И охнула, заметив, видно, отметины от руки княжича на её шее.

— Молчи, — приказала Елица, отталкивая её руку, когда она хотела дотронуться. — Слово от тебя об этом услышу…

Она так и не придумала, чем пригрозить служанке, но та, верно, вообразила себе всё сама. Закивала рьяно и поспешила к сундуку — выискивать сухую сорочку. Небо неумолимо светлело. Послышался первый посвист птиц где-то в глубине неприветливой еловой чащи. Закончился дождь, и встал повсюду, словно разбавленное молоко — туман. Протяни руку — и её не увидишь, а заблудиться и вовсе стараться не придётся. Елица переплела косы, умылась, пытаясь прогнать вязкую пустоту из головы. Как будто стояла внутри неё такая же, как и кругом, муть. Выходить наружу не хотелось. Она видела только, как мелькают будто бы обсыпанные мукой фигуры кметей мимо входа в шатёр. Слышала грозный голос Ледена — и в груди ёкало. Забежал Брашко, смущённо пряча глаза от челядинки, которая ему, кажется, за время пути приглянулась. Он отдал забытый у княжича платок и извинился ещё раз от его имени. И передал приказ Мире зайти к Ледену. Девица зарумянилась тут же, пригладила и без того аккуратно причёсанные волосы. Елица даже спрашивать не стала, зачем та ему вдруг понадобилась. И заметь она на лице той хоть малое неудовольствие, тут же вступилась бы, не пустила. Но Мира сияла так, будто к одной ней обратился сейчас свет Дажьбожьего ока.

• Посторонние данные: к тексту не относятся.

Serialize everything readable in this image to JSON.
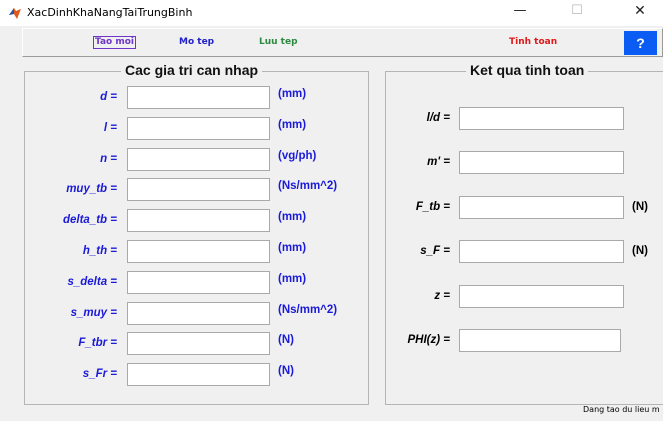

Чуть погодя Елица всё же собралась с духом и вышла к костру, радуясь, что повой надёжно скрывает следы ночного буйства Ледена. Скоро появилась из укрытия княжича и девица; она уже привела себя в порядок, но шалый блеск глаз, бруснично алые губы и блуждающая по ним улыбка выдавали её всю с потрохами. Она быстро скрылась в женском шатре, видно, чтобы любопытные взгляды кметей и скабрезности её не достали. А вот Леден вышел будто бы совсем такой, как обычно, хотя этому не и стоило удивляться. Только глядеть на него стало совсем уж неловко. Елица старалась не винить его в том, что произошло в миг пробуждения, но то и дело замечала за собой, как смотрит на княжича неподвижно. Он тоже это видел, и каждый раз пробегала по его лицу гримаса сожаления. Кмети ничего о том не говорили: видно, получили от него строгое распоряжение.

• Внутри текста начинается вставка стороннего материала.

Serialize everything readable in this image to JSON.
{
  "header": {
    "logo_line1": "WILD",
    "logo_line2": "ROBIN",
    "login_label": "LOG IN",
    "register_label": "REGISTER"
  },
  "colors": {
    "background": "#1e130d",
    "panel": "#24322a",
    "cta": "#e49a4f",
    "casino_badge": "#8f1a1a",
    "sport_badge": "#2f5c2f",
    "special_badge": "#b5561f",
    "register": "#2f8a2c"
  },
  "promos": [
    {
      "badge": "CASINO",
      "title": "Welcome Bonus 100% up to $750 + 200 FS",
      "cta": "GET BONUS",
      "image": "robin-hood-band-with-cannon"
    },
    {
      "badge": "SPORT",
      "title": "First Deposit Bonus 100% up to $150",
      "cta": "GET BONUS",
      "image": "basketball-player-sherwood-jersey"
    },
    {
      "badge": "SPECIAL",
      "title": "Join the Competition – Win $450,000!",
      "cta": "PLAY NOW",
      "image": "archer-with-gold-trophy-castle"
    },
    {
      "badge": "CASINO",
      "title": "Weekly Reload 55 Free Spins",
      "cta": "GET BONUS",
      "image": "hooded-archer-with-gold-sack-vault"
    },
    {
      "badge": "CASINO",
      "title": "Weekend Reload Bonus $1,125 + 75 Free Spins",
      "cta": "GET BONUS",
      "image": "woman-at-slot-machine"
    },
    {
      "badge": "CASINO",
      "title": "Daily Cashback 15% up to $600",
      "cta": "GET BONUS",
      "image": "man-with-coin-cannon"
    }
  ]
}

Утрення прошла напряжённо и тихо. Самые мелкие звуки тонули во влажном мареве тумана, но зато можно было не сомневаться: дождя нынче больше не случится. Катилось Дажьбожье око по небосклону, опираясь на ветви елей, поднимаясь и заливая поляну непостижимо колдовским золотисто-алым светом.